I always advise my analyst at Nimed Capital search for opportunities, regardless of the economic circumstances. The economy sometimes operates as a zero sum game, where the decline of wealth in a particular sector inadvertently leads to the rise of wealth in another sector. For example, persistent power outages led to a rise in sales for gasoline and a booming business for generator sellers in Ghana. Another example is the near demise of internet cafés in Ghana from the sudden rise of smart phones and Mifi’s. So there is always an opportunity.
Today’s article will focus on how one company created almost 372.03% return for its shareholders in Ghana within a period of four years, between the years of 2012-2016. Interestingly, the economic performance, within that same period, experienced a year on year decline which eroded disposable income and consequently dented consumer spending. These are factors which should have eroded prospects for the company. However, Fanmilk (FML) started the year 2012 with a trading price of GHC2.36 and by year end 2016 was trading for GHC 11.14, representing a rise of almost 372.03% for the period under review.

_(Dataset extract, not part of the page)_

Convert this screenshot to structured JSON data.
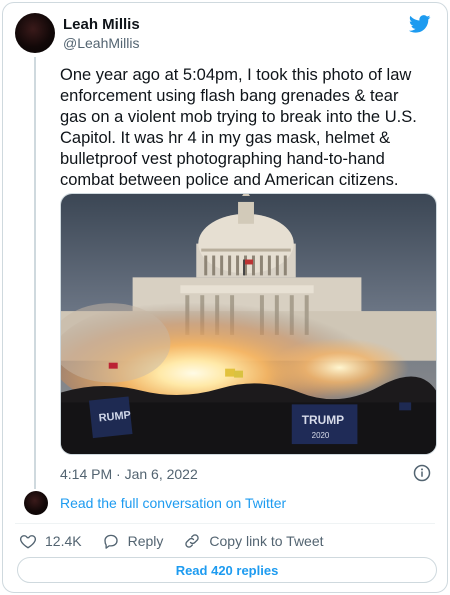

The cause of this spectacular performance of FML for the period between 2012-2016 owes to a number of factors with the salient ones being fanmilk’s increase in its distribution network. Fanmilk, aggressively increased its distribution and supply network by investing heavily in push charts, depots and refrigerated buses. In addition to that world prices for fanmilk’s input, materials/commodities such as dairy milk, sugar and additives declined consistently, boosting the company’s profitability.
All these factors made it possible for the company to increase its sales while reducing its cost in a declining economy.
Remember that before you invest, you should seek expert advice.